Bir diğer yandan Mars ve Uranüs yanyana hareket ediyorlar. Ki beni korkutan bir ikilidir. Ne bekleyeceğimizi bilmek güçtür bu ikilide. Ateş ve barut adeta! Beklenmedik reaksiyonlar, dürtüsel hareketlerin devrime dönüşmesi, minik bir risk almanın çığa dönüşmesi söz konusu olabilir. Tabii ki Dolunay’da bunun ikili ilişkilerde yakıcı, yıkıcı, yok edici olabileceğini söylemek çok zor değil. Karşınızdakine verdiğiniz tepkinin şiddetini düşünmeye fırsatınız olursa 3 defa düşünün. Bu kadar tepkisel etkiler varken hiç birimizin boğazımın 9 boğumundan kelimeleri geçirebileceğini, kulağımızın ağzımızla koordineli hareket edebileceğini düşünemiyorum! Acil durumlarda alınan ani kararlar sonradan pişmanlıklara yol açabilir. Kötü yanları olduğu gibi iyi yanları da vardır tabii ki. Sakarlıklara yol açar ama enerjinizi inanılmaz yükseltir, kararlılığınızı arttırır, toplulukları aniden bir araya getirir, tek bir amaç uğruna alevlendirir. Boğa ve Kova’dan aldıkları etki ile topraktan gelen ürünler, para, ekonomi ve insanlık, teknoloji adına bir şeyler olacağını tahmin edebiliriz.
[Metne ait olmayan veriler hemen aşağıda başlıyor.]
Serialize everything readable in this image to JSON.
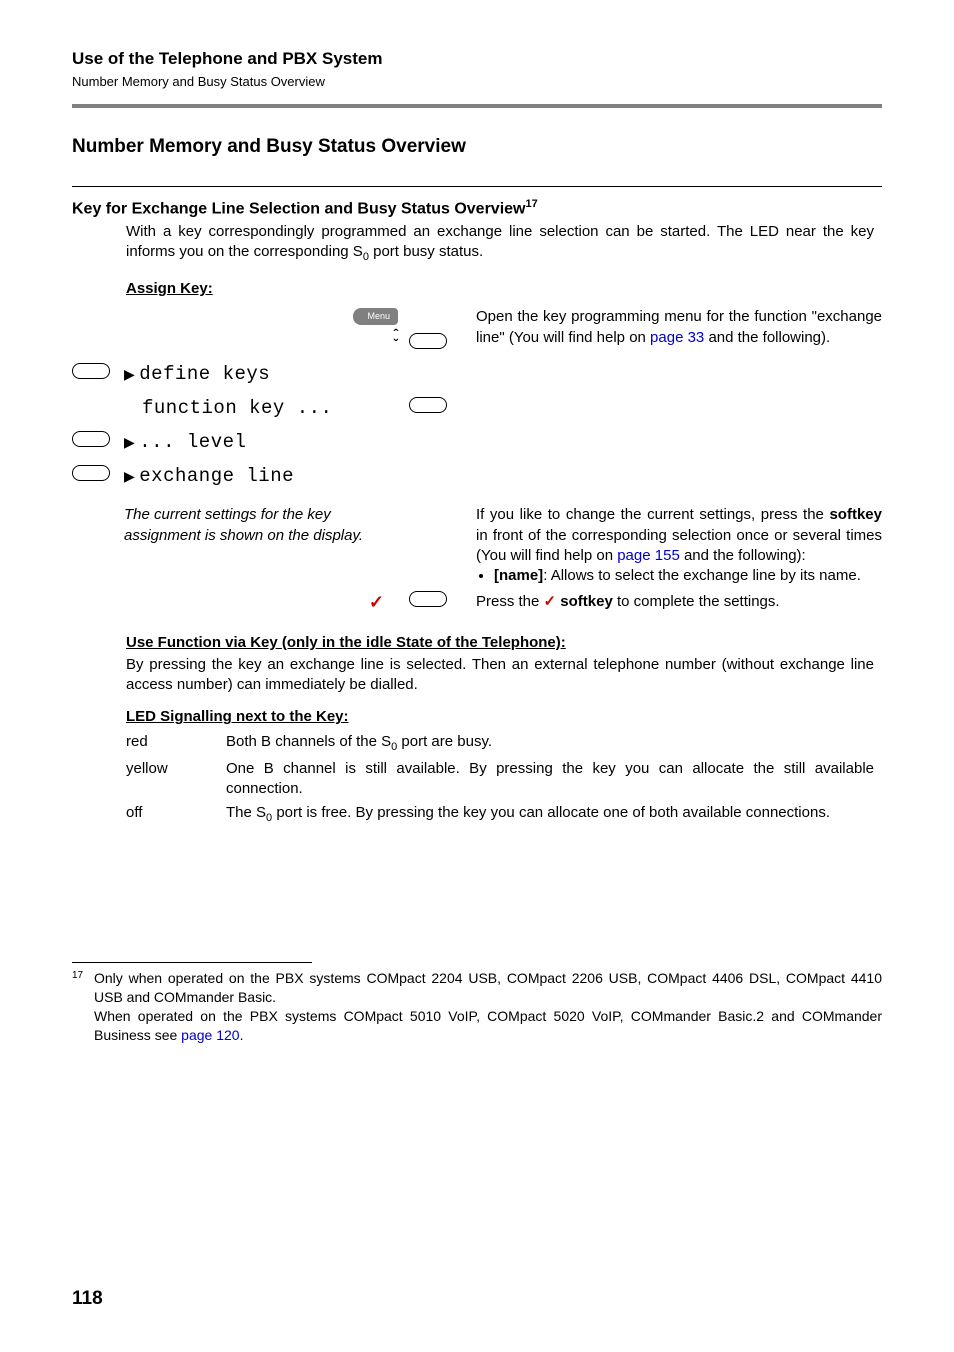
{
  "colors": {
    "rule_gray": "#808080",
    "link_blue": "#0000c8",
    "check_red": "#cc0000",
    "menu_pill_bg": "#808080",
    "menu_pill_text": "#ffffff",
    "text": "#000000",
    "background": "#ffffff"
  },
  "fonts": {
    "body_family": "Arial, Helvetica, sans-serif",
    "lcd_family": "Courier New, monospace",
    "body_size_pt": 11,
    "lcd_size_pt": 14,
    "h1_size_pt": 14,
    "h2_size_pt": 12
  },
  "header": {
    "title": "Use of the Telephone and PBX System",
    "subtitle": "Number Memory and Busy Status Overview"
  },
  "section": {
    "title": "Number Memory and Busy Status Overview"
  },
  "subsection": {
    "title_prefix": "Key for Exchange Line Selection and Busy Status Overview",
    "footnote_ref": "17",
    "intro_a": "With a key correspondingly programmed an exchange line selection can be started. The LED near the key informs you on the corresponding S",
    "intro_sub": "0",
    "intro_b": " port busy status."
  },
  "assign": {
    "title": "Assign Key:",
    "menu_label": "Menu",
    "arrow_up": "ˆ",
    "arrow_down": "ˇ",
    "paragraph_a": "Open the key programming menu for the function \"exchange line\" (You will find help on ",
    "paragraph_link": "page 33",
    "paragraph_b": " and the following).",
    "lcd_lines": [
      {
        "has_left_pill": true,
        "has_tri": true,
        "text": "define keys",
        "has_right_pill": false
      },
      {
        "has_left_pill": false,
        "has_tri": false,
        "text": "function key ...",
        "has_right_pill": true
      },
      {
        "has_left_pill": true,
        "has_tri": true,
        "text": "... level",
        "has_right_pill": false
      },
      {
        "has_left_pill": true,
        "has_tri": true,
        "text": "exchange line",
        "has_right_pill": false
      }
    ],
    "settings_note": "The current settings for the key assignment is shown on the display.",
    "change_para_a": "If you like to change the current settings, press the ",
    "change_softkey": "softkey",
    "change_para_b": " in front of the corresponding selection once or several times (You will find help on ",
    "change_link": "page 155",
    "change_para_c": " and the following):",
    "bullet_name_bold": "[name]",
    "bullet_name_rest": ": Allows to select the exchange line by its name.",
    "press_a": "Press the ",
    "press_check": "✓",
    "press_softkey": " softkey",
    "press_b": " to complete the settings."
  },
  "use": {
    "title": "Use Function via Key (only in the idle State of the Telephone):",
    "para": "By pressing the key an exchange line is selected. Then an external telephone number (without exchange line access number) can immediately be dialled."
  },
  "led": {
    "title": "LED Signalling next to the Key:",
    "rows": [
      {
        "label": "red",
        "desc_a": "Both B channels of the S",
        "desc_sub": "0",
        "desc_b": " port are busy."
      },
      {
        "label": "yellow",
        "desc_a": "One B channel is still available. By pressing the key you can allocate the still available connection.",
        "desc_sub": "",
        "desc_b": ""
      },
      {
        "label": "off",
        "desc_a": "The S",
        "desc_sub": "0",
        "desc_b": " port is free. By pressing the key you can allocate one of both available connections."
      }
    ]
  },
  "footnote": {
    "ref": "17",
    "body_a": "Only when operated on the PBX systems COMpact 2204 USB, COMpact 2206 USB, COMpact 4406 DSL, COMpact 4410 USB and COMmander Basic.",
    "body_b_pre": "When operated on the PBX systems COMpact 5010 VoIP, COMpact 5020 VoIP, COMmander Basic.2 and COMmander Business see ",
    "body_b_link": "page 120",
    "body_b_post": "."
  },
  "page_number": "118"
}
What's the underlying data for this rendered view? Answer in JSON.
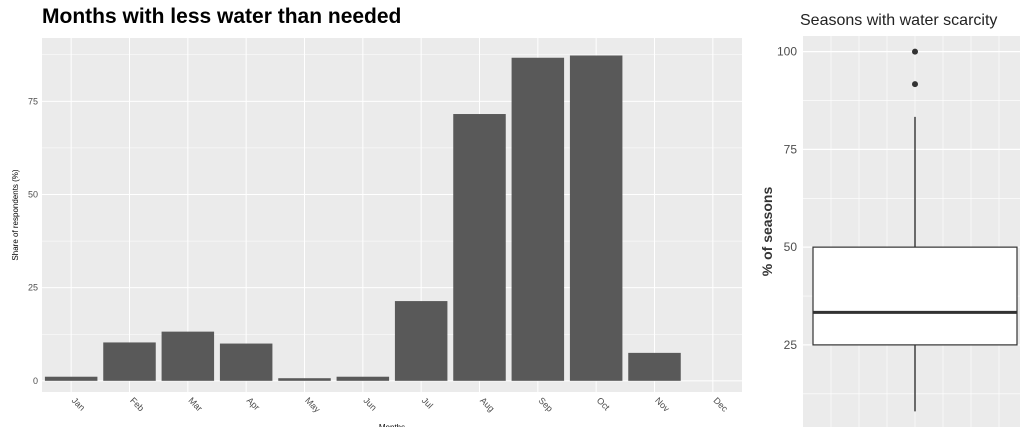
{
  "chart_data": [
    {
      "type": "bar",
      "title": "Months with less water than needed",
      "xlabel": "Months",
      "ylabel": "Share of respondents (%)",
      "categories": [
        "Jan",
        "Feb",
        "Mar",
        "Apr",
        "May",
        "Jun",
        "Jul",
        "Aug",
        "Sep",
        "Oct",
        "Nov",
        "Dec"
      ],
      "values": [
        1.1,
        10.3,
        13.2,
        10.0,
        0.7,
        1.1,
        21.4,
        71.6,
        86.7,
        87.3,
        7.5,
        0
      ],
      "yticks": [
        "0",
        "25",
        "50",
        "75"
      ],
      "ylim": [
        -3,
        92
      ],
      "grid": true,
      "colors": {
        "bar": "#595959",
        "panel": "#ebebeb",
        "grid": "#ffffff"
      }
    },
    {
      "type": "box",
      "title": "Seasons with water scarcity",
      "xlabel": "",
      "ylabel": "% of seasons",
      "yticks": [
        "25",
        "50",
        "75",
        "100"
      ],
      "ylim": [
        4,
        104
      ],
      "box": {
        "min": 8,
        "q1": 25,
        "median": 33.3,
        "q3": 50,
        "max": 83.3,
        "outliers": [
          91.7,
          100
        ]
      },
      "grid": true,
      "colors": {
        "box_fill": "#ffffff",
        "line": "#333333",
        "panel": "#ebebeb",
        "grid": "#ffffff"
      }
    }
  ]
}
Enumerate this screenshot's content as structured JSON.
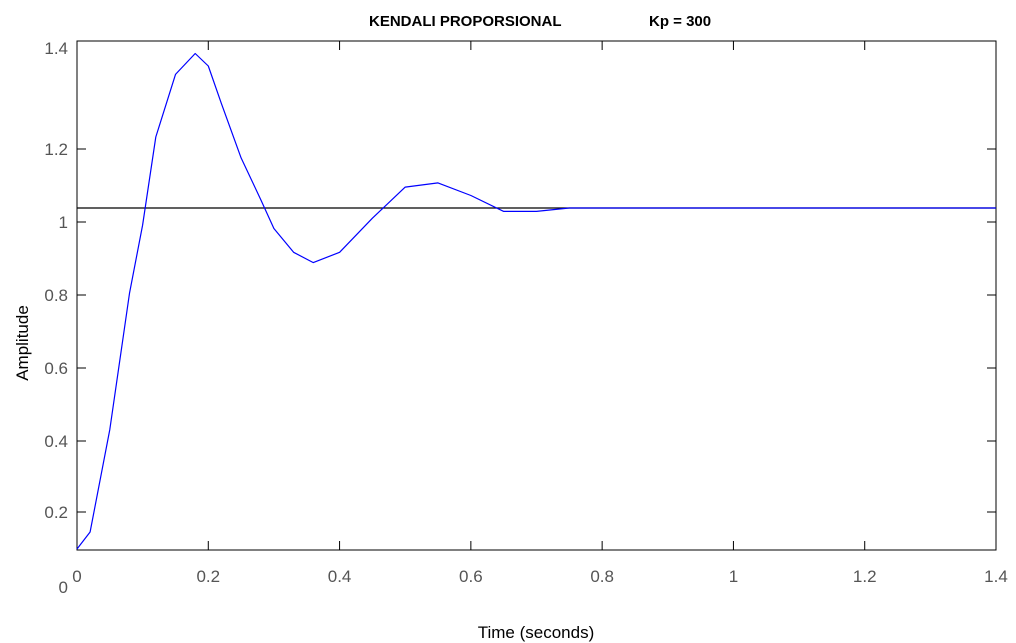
{
  "chart_data": {
    "type": "line",
    "title": "KENDALI PROPORSIONAL",
    "title_suffix": "Kp = 300",
    "xlabel": "Time (seconds)",
    "ylabel": "Amplitude",
    "xlim": [
      0,
      1.4
    ],
    "ylim": [
      0,
      1.4
    ],
    "xticks": [
      "0",
      "0.2",
      "0.4",
      "0.6",
      "0.8",
      "1",
      "1.2",
      "1.4"
    ],
    "yticks": [
      "0",
      "0.2",
      "0.4",
      "0.6",
      "0.8",
      "1",
      "1.2",
      "1.4"
    ],
    "grid": false,
    "line_color": "#0000ff",
    "reference_color": "#000000",
    "reference_level": 1.0,
    "series": [
      {
        "x": [
          0,
          0.02,
          0.05,
          0.08,
          0.1,
          0.12,
          0.15,
          0.18,
          0.2,
          0.22,
          0.25,
          0.28,
          0.3,
          0.33,
          0.36,
          0.4,
          0.45,
          0.5,
          0.55,
          0.6,
          0.65,
          0.7,
          0.75,
          0.8,
          0.85,
          0.9,
          0.95,
          1.0,
          1.1,
          1.2,
          1.3,
          1.4
        ],
        "y": [
          0,
          0.05,
          0.35,
          0.75,
          0.95,
          1.17,
          1.32,
          1.37,
          1.34,
          1.25,
          1.12,
          1.02,
          0.94,
          0.87,
          0.84,
          0.87,
          0.97,
          1.05,
          1.06,
          1.03,
          0.99,
          0.99,
          1.0,
          1.0,
          1.0,
          1.0,
          1.0,
          1.0,
          1.0,
          1.0,
          1.0,
          1.0
        ]
      }
    ]
  }
}
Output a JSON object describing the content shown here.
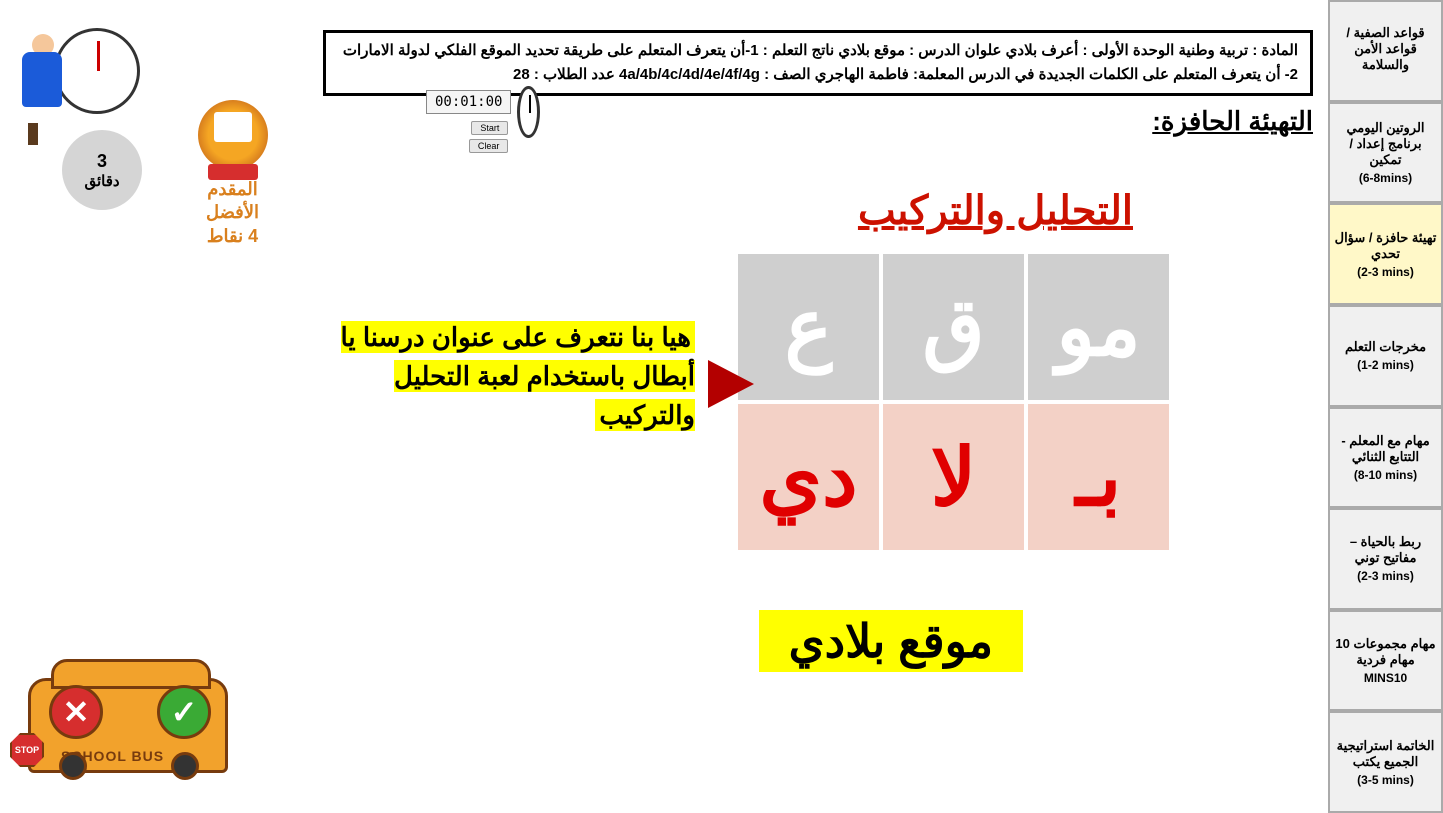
{
  "sidebar": [
    {
      "title": "قواعد الصفية / قواعد الأمن والسلامة",
      "duration": ""
    },
    {
      "title": "الروتين اليومي برنامج إعداد / تمكين",
      "duration": "(6-8mins)"
    },
    {
      "title": "تهيئة حافزة / سؤال تحدي",
      "duration": "(2-3 mins)"
    },
    {
      "title": "مخرجات التعلم",
      "duration": "(1-2 mins)"
    },
    {
      "title": "مهام مع المعلم - التتابع الثنائي",
      "duration": "(8-10 mins)"
    },
    {
      "title": "ربط بالحياة – مفاتيح توني",
      "duration": "(2-3 mins)"
    },
    {
      "title": "مهام مجموعات 10 مهام فردية",
      "duration": "MINS10"
    },
    {
      "title": "الخاتمة استراتيجية الجميع يكتب",
      "duration": "(3-5 mins)"
    }
  ],
  "active_sidebar_index": 2,
  "header": {
    "line1": "المادة : تربية وطنية      الوحدة الأولى : أعرف بلادي      علوان الدرس : موقع بلادي      ناتج التعلم :  1-أن يتعرف المتعلم على طريقة تحديد الموقع الفلكي لدولة الامارات",
    "line2": "2-  أن يتعرف المتعلم على الكلمات الجديدة في الدرس          المعلمة: فاطمة الهاجري          الصف : 4a/4b/4c/4d/4e/4f/4g    عدد الطلاب : 28"
  },
  "section_title": "التهيئة الحافزة:",
  "activity_title": "التحليل والتركيب",
  "grid": {
    "row1": [
      "مو",
      "ق",
      "ع"
    ],
    "row2": [
      "بـ",
      "لا",
      "دي"
    ],
    "colors": {
      "top_bg": "#cfcfcf",
      "top_fg": "#ffffff",
      "bottom_bg": "#f3d1c6",
      "bottom_fg": "#e00000"
    }
  },
  "callout_text": "هيا بنا نتعرف على عنوان درسنا يا أبطال باستخدام لعبة التحليل والتركيب",
  "answer": "موقع بلادي",
  "timer": {
    "display": "00:01:00",
    "btn_start": "Start",
    "btn_clear": "Clear"
  },
  "minutes_badge": {
    "number": "3",
    "unit": "دقائق"
  },
  "badge": {
    "line1": "المقدم",
    "line2": "الأفضل",
    "line3": "4 نقاط"
  },
  "bus": {
    "label": "SCHOOL BUS",
    "stop": "STOP",
    "ok": "✓",
    "no": "✕"
  }
}
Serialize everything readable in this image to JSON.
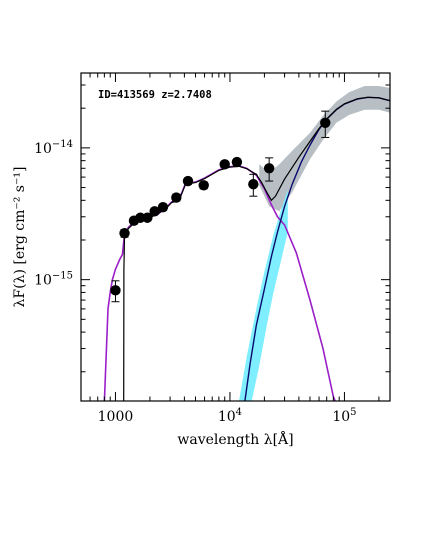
{
  "chart_data": {
    "type": "scatter",
    "annotation": "ID=413569 z=2.7408",
    "xlabel": "wavelength λ[Å]",
    "ylabel": "λF(λ) [erg cm⁻² s⁻¹]",
    "xscale": "log",
    "yscale": "log",
    "xlim": [
      500,
      250000
    ],
    "ylim": [
      1.2e-16,
      3.7e-14
    ],
    "xticks": [
      {
        "value": 1000,
        "base": "1000",
        "exp": ""
      },
      {
        "value": 10000,
        "base": "10",
        "exp": "4"
      },
      {
        "value": 100000,
        "base": "10",
        "exp": "5"
      }
    ],
    "yticks": [
      {
        "value": 1e-15,
        "base": "10",
        "exp": "−15"
      },
      {
        "value": 1e-14,
        "base": "10",
        "exp": "−14"
      }
    ],
    "colors": {
      "data": "#000000",
      "total_model": "#000000",
      "stellar": "#9b1fc8",
      "dust": "#0a0a6e",
      "dust_band": "#7fefff",
      "total_band": "#b8bfc4"
    },
    "series": [
      {
        "role": "photometry",
        "points": [
          {
            "x": 1000,
            "y": 8.3e-16,
            "yerr": 1.5e-16
          },
          {
            "x": 1200,
            "y": 2.25e-15,
            "yerr": 1.5e-16
          },
          {
            "x": 1450,
            "y": 2.8e-15,
            "yerr": 1.5e-16
          },
          {
            "x": 1650,
            "y": 2.95e-15,
            "yerr": 1.5e-16
          },
          {
            "x": 1900,
            "y": 2.95e-15,
            "yerr": 1.5e-16
          },
          {
            "x": 2200,
            "y": 3.3e-15,
            "yerr": 1.5e-16
          },
          {
            "x": 2600,
            "y": 3.55e-15,
            "yerr": 2e-16
          },
          {
            "x": 3400,
            "y": 4.2e-15,
            "yerr": 2.5e-16
          },
          {
            "x": 4300,
            "y": 5.6e-15,
            "yerr": 3e-16
          },
          {
            "x": 5900,
            "y": 5.2e-15,
            "yerr": 3e-16
          },
          {
            "x": 9000,
            "y": 7.5e-15,
            "yerr": 4e-16
          },
          {
            "x": 11500,
            "y": 7.8e-15,
            "yerr": 4e-16
          },
          {
            "x": 16000,
            "y": 5.3e-15,
            "yerr": 1e-15
          },
          {
            "x": 22000,
            "y": 7e-15,
            "yerr": 1.4e-15
          },
          {
            "x": 68000,
            "y": 1.55e-14,
            "yerr": 3.5e-15
          }
        ]
      },
      {
        "role": "stellar_model",
        "points": [
          [
            800,
            1.2e-16
          ],
          [
            860,
            6e-16
          ],
          [
            900,
            8e-16
          ],
          [
            940,
            1e-15
          ],
          [
            1000,
            1.2e-15
          ],
          [
            1100,
            1.45e-15
          ],
          [
            1150,
            1.55e-15
          ],
          [
            1200,
            2.2e-15
          ],
          [
            1300,
            2.5e-15
          ],
          [
            1500,
            2.8e-15
          ],
          [
            1700,
            2.9e-15
          ],
          [
            2000,
            3e-15
          ],
          [
            2300,
            3.1e-15
          ],
          [
            2700,
            3.45e-15
          ],
          [
            3100,
            3.9e-15
          ],
          [
            3500,
            4e-15
          ],
          [
            3700,
            4.3e-15
          ],
          [
            4100,
            5.4e-15
          ],
          [
            5000,
            5.5e-15
          ],
          [
            6000,
            5.9e-15
          ],
          [
            8000,
            6.8e-15
          ],
          [
            10000,
            7.2e-15
          ],
          [
            12000,
            7.3e-15
          ],
          [
            14000,
            7e-15
          ],
          [
            17000,
            6.2e-15
          ],
          [
            20000,
            4.9e-15
          ],
          [
            23000,
            3.7e-15
          ],
          [
            26000,
            3e-15
          ],
          [
            30000,
            2.6e-15
          ],
          [
            38000,
            1.6e-15
          ],
          [
            50000,
            7e-16
          ],
          [
            65000,
            3e-16
          ],
          [
            80000,
            1.3e-16
          ],
          [
            83000,
            1.2e-16
          ]
        ]
      },
      {
        "role": "dust_model",
        "points": [
          [
            13500,
            1.2e-16
          ],
          [
            15000,
            2.3e-16
          ],
          [
            17000,
            4.5e-16
          ],
          [
            20000,
            8.5e-16
          ],
          [
            23000,
            1.5e-15
          ],
          [
            26000,
            2.3e-15
          ],
          [
            30000,
            3.6e-15
          ],
          [
            35000,
            5.3e-15
          ],
          [
            42000,
            7.8e-15
          ],
          [
            50000,
            1.05e-14
          ],
          [
            60000,
            1.38e-14
          ],
          [
            70000,
            1.65e-14
          ],
          [
            85000,
            1.95e-14
          ],
          [
            100000,
            2.15e-14
          ],
          [
            130000,
            2.35e-14
          ],
          [
            160000,
            2.42e-14
          ],
          [
            200000,
            2.4e-14
          ],
          [
            250000,
            2.28e-14
          ]
        ]
      },
      {
        "role": "total_model",
        "points": [
          [
            1180,
            1.2e-16
          ],
          [
            1185,
            1.2e-15
          ],
          [
            1200,
            2.1e-15
          ],
          [
            1300,
            2.45e-15
          ],
          [
            1500,
            2.75e-15
          ],
          [
            2000,
            2.95e-15
          ],
          [
            2700,
            3.4e-15
          ],
          [
            3100,
            3.85e-15
          ],
          [
            3500,
            3.95e-15
          ],
          [
            3700,
            4.25e-15
          ],
          [
            4100,
            5.3e-15
          ],
          [
            5000,
            5.45e-15
          ],
          [
            6000,
            5.85e-15
          ],
          [
            8000,
            6.75e-15
          ],
          [
            10000,
            7.15e-15
          ],
          [
            12000,
            7.25e-15
          ],
          [
            14000,
            6.95e-15
          ],
          [
            17000,
            6.3e-15
          ],
          [
            19000,
            5.4e-15
          ],
          [
            21000,
            4.6e-15
          ],
          [
            23000,
            4e-15
          ],
          [
            25000,
            4.3e-15
          ],
          [
            30000,
            5.8e-15
          ],
          [
            40000,
            8.5e-15
          ],
          [
            50000,
            1.12e-14
          ],
          [
            60000,
            1.4e-14
          ],
          [
            70000,
            1.66e-14
          ],
          [
            85000,
            1.96e-14
          ],
          [
            100000,
            2.16e-14
          ],
          [
            130000,
            2.36e-14
          ],
          [
            160000,
            2.42e-14
          ],
          [
            200000,
            2.4e-14
          ],
          [
            250000,
            2.28e-14
          ]
        ]
      },
      {
        "role": "dust_band",
        "upper": [
          [
            12000,
            1.2e-16
          ],
          [
            14000,
            2.6e-16
          ],
          [
            17000,
            6e-16
          ],
          [
            20000,
            1.15e-15
          ],
          [
            24000,
            2.2e-15
          ],
          [
            28000,
            3.4e-15
          ],
          [
            32000,
            4.8e-15
          ]
        ],
        "lower": [
          [
            15500,
            1.2e-16
          ],
          [
            18000,
            2.2e-16
          ],
          [
            21000,
            4.5e-16
          ],
          [
            24000,
            8e-16
          ],
          [
            28000,
            1.4e-15
          ],
          [
            32000,
            2.3e-15
          ]
        ]
      },
      {
        "role": "total_band",
        "upper": [
          [
            18000,
            7.5e-15
          ],
          [
            22000,
            6.5e-15
          ],
          [
            27000,
            7.5e-15
          ],
          [
            35000,
            9.5e-15
          ],
          [
            50000,
            1.3e-14
          ],
          [
            65000,
            1.75e-14
          ],
          [
            85000,
            2.25e-14
          ],
          [
            110000,
            2.65e-14
          ],
          [
            150000,
            2.95e-14
          ],
          [
            200000,
            2.95e-14
          ],
          [
            250000,
            2.85e-14
          ]
        ],
        "lower": [
          [
            18000,
            5.2e-15
          ],
          [
            22000,
            3.6e-15
          ],
          [
            27000,
            3.3e-15
          ],
          [
            35000,
            4.6e-15
          ],
          [
            50000,
            8.2e-15
          ],
          [
            65000,
            1.15e-14
          ],
          [
            85000,
            1.55e-14
          ],
          [
            110000,
            1.78e-14
          ],
          [
            150000,
            1.95e-14
          ],
          [
            200000,
            1.95e-14
          ],
          [
            250000,
            1.85e-14
          ]
        ]
      }
    ]
  }
}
Ve gelelim gözle görülmeyen, bir yerden yanlış gidişhatı hissettiren ama kendini göstermeyen Neptün’e.. Daha çok bulaş, yayılma, hastalık ve enfeksiyon.. Açıkçası bunu yazmaktan hiç hoşlanmıyorum ama söz konusu olan Terazi AY, Neptün, Mars, Uranüs, Jüpiter ve Pluto.. Önümüzdeki günlerde artan kayıplar, böbrek yetmezlikleri, enfekte insan ve ölüm sayısında yüksek artış söz konusu olabilir. Yanıcı, patlayıcı, yıkıcı unsurlarda var tabii ki ama genel olarak sorularınız pandemi üstünden geldiği için bu konu özelinde yazmak istedim.
Ne yapabiliriz?
Bu hayatı tek başımıza yaşamıyoruz. Hepimiz bir anne bir babadan dünyaya geldik. Tek başımıza yaşasak da bağlı olduğumuz, bağımlı veya bize bağlı olan kişiler var. “ben” demenin çok da yapıcı olmadığı bir devirdeyiz. “Biz”in içinde “ben”olmayı nasıl becerebiliriz? Keşfetmeye başlamak için gözlerimizi açmamız gerek. Bugün bu yaşadıklarımızın bir sonuç olduğunu; ve yaptığımız ve yapmadığımız her şeyin bu sonuca katkısı olduğunu anlamalıyız. Yaptıklarımız kadar başımıza gelenlerden de biz sorumluyuz çünkü bu bizim hayatımız. Bu yüzden karalar bağlayıp kendinizi kapatmayın. Yogi ya da şef olmayacaksınız büyük ihtimalle bu sürecin sonunda kendinize yetecek kadarına bakın. Venüs tatlı tatlı İkizlerde salınırken güzel yüzünü yıllardır görmediğiniz ertelediğiniz arkadaşlarınızı arayın ilişkilerinizi canlandırın. En önemlisi hayatınızdaki dengeyi ve uyumu yeniden yaratabilmek için neyi bırakmanız gerektiğine dikkatli bakın. Tepkilerinize değil geleceğe etkinize bakın. Hepimiz biriz, iyi olalım! Duanızı edin, meditasyonunuzu, sporunuzu, yoganızı yapın ama sakarlıklara karşı dikkatli olun. Karşınızdakine nazik olun.